A introdução do Claude persistent memory aborda um obstáculo significativo em fluxos de trabalho de agentes: a perda de contexto entre sessões isoladas. Ao permitir que os agentes aprendam com interações passadas, o sistema pode reduzir a necessidade de prompts repetitivos e o uso extensivo da janela de contexto. Dados de testes iniciais divulgados pela empresa indicam que esse recurso pode levar a uma redução de 97% nos erros de primeira passagem, à medida que os agentes aproveitam dados históricos para refinar seus resultados.
Impacto Estratégico do Claude Persistent Memory
Para usuários corporativos nos planos Team e Enterprise, o novo sistema de memória permite uma experiência de assistente mais personalizada.

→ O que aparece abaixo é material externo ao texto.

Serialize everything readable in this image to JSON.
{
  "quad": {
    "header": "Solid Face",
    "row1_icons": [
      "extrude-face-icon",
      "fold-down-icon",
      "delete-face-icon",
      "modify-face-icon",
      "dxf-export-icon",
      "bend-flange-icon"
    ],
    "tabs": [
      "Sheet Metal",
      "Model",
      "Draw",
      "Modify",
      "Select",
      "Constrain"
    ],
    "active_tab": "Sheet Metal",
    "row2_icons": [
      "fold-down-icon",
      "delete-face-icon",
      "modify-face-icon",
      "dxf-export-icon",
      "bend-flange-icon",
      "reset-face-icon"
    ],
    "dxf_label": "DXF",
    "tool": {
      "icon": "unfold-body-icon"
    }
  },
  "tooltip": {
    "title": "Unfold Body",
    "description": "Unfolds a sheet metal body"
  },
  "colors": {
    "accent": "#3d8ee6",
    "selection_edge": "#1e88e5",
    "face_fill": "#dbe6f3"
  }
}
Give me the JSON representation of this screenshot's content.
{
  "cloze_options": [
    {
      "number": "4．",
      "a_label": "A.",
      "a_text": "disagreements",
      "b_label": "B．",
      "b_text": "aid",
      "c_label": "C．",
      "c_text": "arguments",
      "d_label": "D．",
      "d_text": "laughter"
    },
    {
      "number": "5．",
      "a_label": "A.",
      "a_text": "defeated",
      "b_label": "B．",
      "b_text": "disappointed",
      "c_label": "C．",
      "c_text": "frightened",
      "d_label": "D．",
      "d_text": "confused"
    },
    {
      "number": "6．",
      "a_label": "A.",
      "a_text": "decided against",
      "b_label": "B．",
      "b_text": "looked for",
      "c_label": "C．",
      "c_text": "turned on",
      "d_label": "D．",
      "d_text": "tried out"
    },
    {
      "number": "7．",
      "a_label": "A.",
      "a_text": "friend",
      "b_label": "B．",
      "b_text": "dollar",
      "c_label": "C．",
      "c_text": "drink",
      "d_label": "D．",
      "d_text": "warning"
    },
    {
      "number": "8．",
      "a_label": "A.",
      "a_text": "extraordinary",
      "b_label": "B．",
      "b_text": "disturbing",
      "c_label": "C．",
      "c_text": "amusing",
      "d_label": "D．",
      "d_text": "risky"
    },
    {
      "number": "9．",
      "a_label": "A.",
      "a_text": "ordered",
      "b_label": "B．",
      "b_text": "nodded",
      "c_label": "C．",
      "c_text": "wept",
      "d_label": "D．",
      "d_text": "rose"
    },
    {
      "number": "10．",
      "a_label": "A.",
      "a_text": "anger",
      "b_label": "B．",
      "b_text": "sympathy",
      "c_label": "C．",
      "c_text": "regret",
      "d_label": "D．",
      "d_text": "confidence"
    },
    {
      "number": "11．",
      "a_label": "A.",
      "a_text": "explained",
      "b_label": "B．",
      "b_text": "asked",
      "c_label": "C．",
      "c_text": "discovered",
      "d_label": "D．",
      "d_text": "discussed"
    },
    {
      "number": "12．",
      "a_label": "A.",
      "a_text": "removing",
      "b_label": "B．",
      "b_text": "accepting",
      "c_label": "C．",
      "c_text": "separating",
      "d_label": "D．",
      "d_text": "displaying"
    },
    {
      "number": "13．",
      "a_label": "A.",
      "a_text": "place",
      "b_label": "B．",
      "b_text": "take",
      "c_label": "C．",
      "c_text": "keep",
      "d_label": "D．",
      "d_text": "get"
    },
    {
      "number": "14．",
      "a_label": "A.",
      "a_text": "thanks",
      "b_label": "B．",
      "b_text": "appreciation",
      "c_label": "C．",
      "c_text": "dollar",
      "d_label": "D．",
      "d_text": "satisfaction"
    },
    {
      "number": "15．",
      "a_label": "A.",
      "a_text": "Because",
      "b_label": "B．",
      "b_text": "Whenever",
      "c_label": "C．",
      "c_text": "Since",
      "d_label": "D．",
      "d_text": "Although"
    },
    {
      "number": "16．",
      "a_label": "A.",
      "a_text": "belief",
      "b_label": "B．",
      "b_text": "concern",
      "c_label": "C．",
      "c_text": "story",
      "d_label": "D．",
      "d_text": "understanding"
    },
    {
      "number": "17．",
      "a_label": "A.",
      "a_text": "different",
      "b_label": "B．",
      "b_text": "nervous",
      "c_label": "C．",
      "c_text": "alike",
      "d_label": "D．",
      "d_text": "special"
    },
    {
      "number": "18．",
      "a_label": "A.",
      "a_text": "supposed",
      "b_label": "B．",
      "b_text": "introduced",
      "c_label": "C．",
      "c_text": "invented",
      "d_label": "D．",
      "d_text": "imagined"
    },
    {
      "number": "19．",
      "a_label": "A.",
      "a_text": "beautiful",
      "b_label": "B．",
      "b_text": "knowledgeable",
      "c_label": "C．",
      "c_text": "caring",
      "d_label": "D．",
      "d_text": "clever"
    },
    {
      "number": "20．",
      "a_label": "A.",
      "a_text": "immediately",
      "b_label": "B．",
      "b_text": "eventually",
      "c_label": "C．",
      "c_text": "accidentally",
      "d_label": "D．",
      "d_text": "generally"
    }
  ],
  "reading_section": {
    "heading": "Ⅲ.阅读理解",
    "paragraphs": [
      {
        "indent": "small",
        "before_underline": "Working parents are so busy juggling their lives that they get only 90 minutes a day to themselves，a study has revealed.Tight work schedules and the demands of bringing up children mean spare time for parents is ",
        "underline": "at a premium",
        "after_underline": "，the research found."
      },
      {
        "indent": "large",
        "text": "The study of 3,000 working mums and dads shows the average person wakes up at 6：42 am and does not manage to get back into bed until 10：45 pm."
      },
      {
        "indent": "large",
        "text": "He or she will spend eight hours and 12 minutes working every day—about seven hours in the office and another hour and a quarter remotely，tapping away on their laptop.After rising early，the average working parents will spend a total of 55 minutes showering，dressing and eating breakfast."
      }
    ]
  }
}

Os usuários podem visualizar e gerenciar as informações específicas que o Claude retém, proporcionando um nível de transparência sobre a base de conhecimento interna do modelo. Para tratar preocupações de privacidade, a Anthropic também lançou um modo "Incognito", que impede que conversas específicas sejam armazenadas na memória persistente ou usadas para treinamento futuro do modelo.
Este lançamento coincide com uma integração mais profunda entre a Anthropic e a Amazon Web Services (AWS). O modelo Claude Opus 4.7 já está disponível no Amazon Bedrock, apresentando uma janela de contexto de 1 milhão de tokens e um modo especializado de "adaptive thinking" para tarefas de raciocínio complexas. Além disso, o Managed Agent Harness dentro do Bedrock AgentCore agora permite que desenvolvedores implantem esses sistemas autônomos por meio de configurações simplificadas.
A arquitetura técnica do recurso de memória depende de um sistema de armazenamento baseado em sistema de arquivos. Isso permite que o Claude persistent memory funcione como uma camada de conhecimento compartilhada, onde múltiplos agentes podem acessar e contribuir para um histórico de projeto unificado. A partir de 27 de abril de 2026, essas ferramentas estão sendo posicionadas como infraestrutura essencial para empresas que buscam escalar operações de IA autônoma, controlando os custos operacionais associados ao consumo de tokens.